Germany hopes French Finance Minister Nicolas Sarkozy is alone with what Berlin officials see as a France-first approach they believe is motivated by his ambitions to succeed Jacques Chirac as president in 2007.
Sarkozy's blunt refusal in recent weeks to let Germany's Siemens take over parts of troubled French engineering giant Alstom to form a European champion infuriated the Berlin government.
And in another knot in relations, German Economy Minister Wolfgang Clement effectively rebuked Sarkozy for demanding this week that the European Central Bank do more to boost growth.
"We shouldn't seek to influence the ECB like this, we have to give regard to and respect its independence," Clement told reporters.

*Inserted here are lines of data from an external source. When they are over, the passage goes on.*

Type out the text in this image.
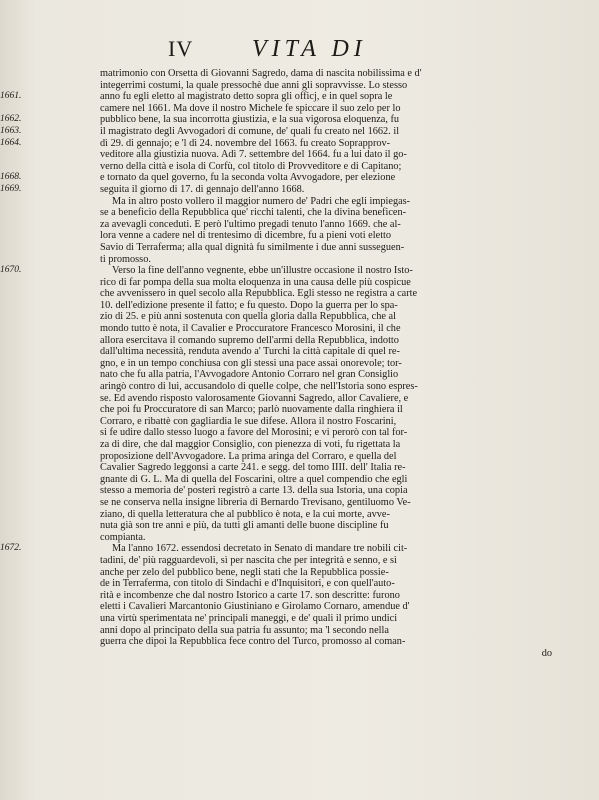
IV VITA DI
matrimonio con Orsetta di Giovanni Sagredo, dama di nascita nobilissima e d'
integerrimi costumi, la quale pressochè due anni gli sopravvisse. Lo stesso
1661.	anno fu egli eletto al magistrato detto sopra gli officj, e in quel sopra le
camere nel 1661. Ma dove il nostro Michele fe spiccare il suo zelo per lo
1662.	pubblico bene, la sua incorrotta giustizia, e la sua vigorosa eloquenza, fu
1663.	il magistrato degli Avvogadori di comune, de' quali fu creato nel 1662. il
1664.	dì 29. di gennajo; e 'l dì 24. novembre del 1663. fu creato Soprapprov-
veditore alla giustizia nuova. Adì 7. settembre del 1664. fu a lui dato il go-
verno della città e isola di Corfù, col titolo di Provveditore e di Capitano;
1668.	e tornato da quel governo, fu la seconda volta Avvogadore, per elezione
1669.	seguita il giorno di 17. di gennajo dell'anno 1668.
Ma in altro posto vollero il maggior numero de' Padri che egli impiegas-
se a beneficio della Repubblica que' ricchi talenti, che la divina beneficen-
za avevagli conceduti. E però l'ultimo pregadi tenuto l'anno 1669. che al-
lora venne a cadere nel di trentesimo di dicembre, fu a pieni voti eletto
Savio di Terraferma; alla qual dignità fu similmente i due anni susseguen-
ti promosso.
1670.	Verso la fine dell'anno vegnente, ebbe un'illustre occasione il nostro Isto-
rico di far pompa della sua molta eloquenza in una causa delle più cospicue
che avvenissero in quel secolo alla Repubblica. Egli stesso ne registra a carte
10. dell'edizione presente il fatto; e fu questo. Dopo la guerra per lo spa-
zio di 25. e più anni sostenuta con quella gloria dalla Repubblica, che al
mondo tutto è nota, il Cavalier e Proccuratore Francesco Morosini, il che
allora esercitava il comando supremo dell'armi della Repubblica, indotto
dall'ultima necessità, renduta avendo a' Turchi la città capitale di quel re-
gno, e in un tempo conchiusa con gli stessi una pace assai onorevole; tor-
nato che fu alla patria, l'Avvogadore Antonio Corraro nel gran Consiglio
aringò contro di lui, accusandolo di quelle colpe, che nell'Istoria sono espres-
se. Ed avendo risposto valorosamente Giovanni Sagredo, allor Cavaliere, e
che poi fu Proccuratore di san Marco; parlò nuovamente dalla ringhiera il
Corraro, e ribattè con gagliardia le sue difese. Allora il nostro Foscarini,
si fe udire dallo stesso luogo a favore del Morosini; e vi perorò con tal for-
za di dire, che dal maggior Consiglio, con pienezza di voti, fu rigettata la
proposizione dell'Avvogadore. La prima aringa del Corraro, e quella del
Cavalier Sagredo leggonsi a carte 241. e segg. del tomo IIII. dell' Italia re-
gnante di G. L. Ma di quella del Foscarini, oltre a quel compendio che egli
stesso a memoria de' posteri registrò a carte 13. della sua Istoria, una copia
se ne conserva nella insigne libreria di Bernardo Trevisano, gentiluomo Ve-
ziano, di quella letteratura che al pubblico è nota, e la cui morte, avve-
nuta già son tre anni e più, da tutti gli amanti delle buone discipline fu
compianta.
1672.	Ma l'anno 1672. essendosi decretato in Senato di mandare tre nobili cit-
tadini, de' più ragguardevoli, sì per nascita che per integrità e senno, e sì
anche per zelo del pubblico bene, negli stati che la Repubblica possie-
de in Terraferma, con titolo di Sindachi e d'Inquisitori, e con quell'auto-
rità e incombenze che dal nostro Istorico a carte 17. son descritte: furono
eletti i Cavalieri Marcantonio Giustiniano e Girolamo Cornaro, amendue d'
una virtù sperimentata ne' principali maneggi, e de' quali il primo undici
anni dopo al principato della sua patria fu assunto; ma 'l secondo nella
guerra che dipoi la Repubblica fece contro del Turco, promosso al coman-
do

German officials kept their cool after France backed a take-over of Franco-German drugs group Aventis by French rival Sanofi-Synthelabo earlier this year, in the hope that the next big deal would be under German control.
But the calm has gone and the Germans now see Sarkozy as the villain. Chancellor Gerhard Schroeder was reported by a newspaper to have called him "extremely nationalistic", while Clement denounced French "interventionism".
"You cannot blame that on Chirac, it's Sarkozy," said one German official who, like all functionaries in Berlin, refused to be identified on this sensitive issue. "Sarkozy wants to position himself against Chirac and is playing the national card without any restraint."